I realize that this is one of those "private community" lakes, but I had a chance at one of my favorite places to fish. For such a great day of weather,the fishing was tough! Not sure how many of you out there got out Sunday to stretch a line or two, but for those of you who did get out, was it as tough for you where you were as it was for me? Tried a variety of techniques until I realized a slow moving carolina rig worked best for me. The fish were tight to the bottom and the bites were light. Did manage to catch 4 perch, 4 bluegills and 1 dinky largemouth. Water temp was 53-55 avg and fairly clear. Caught almost all the fish in about 8-10' of water and around rocky shores.

Tight Lines!


----------



## truck (Apr 12, 2004)

Just sold a lot that I owned their last year.I think that lake has gone down hill in the past 10 yrs.Used to be my fav fishing hole also  Caught my PB lm out of there 5#12oz,man I am getting old that was about 22 yrs ago


----------



## JIMS SVT (Aug 19, 2004)

Theres perch in there?


----------



## DAVELEE (Apr 19, 2004)

yeah lake waynoka has a lot of perch in it and good sized ones up to 12 inches. i seem to always catch a nice mess of them in the spring when i am chasing the crappie there are also a few walleye left in there but not many.

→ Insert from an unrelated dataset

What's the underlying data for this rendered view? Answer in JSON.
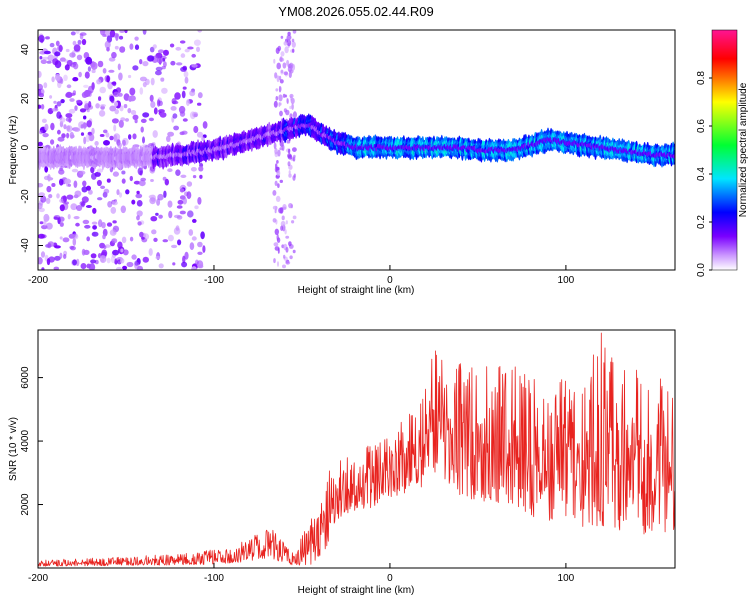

lake waynoka in its hey day back in the late 80's was a great lm lake full of 5lbers and the occasional 7 or 8 lber. my personal best was 7lb 4 oz but i netted an 8lb fish for a buddy of mine in january of 85. the problem with the lake these days is that it is mis managed for fishing. the key focus of the lake committee is stocking and weed removal which conflict with each other because the only real cover the lake has ever had is underwater weedbeds.
so without cover the stocked fingerlings dont last long and the fishery suffers.
from the late 70's up to the early 90's the lake was full of **** tail and other aquatic grasses providing great cover but then white amur were added, spraying started and they lowered the lake every winter (which i hear for the first time in 15 years there not going to lower it this year). as far as the recent bite this lake is always tough in the fall but once the water cools into the 40 to 50 degree range there is usually always a good pig in jig bite all winter


----------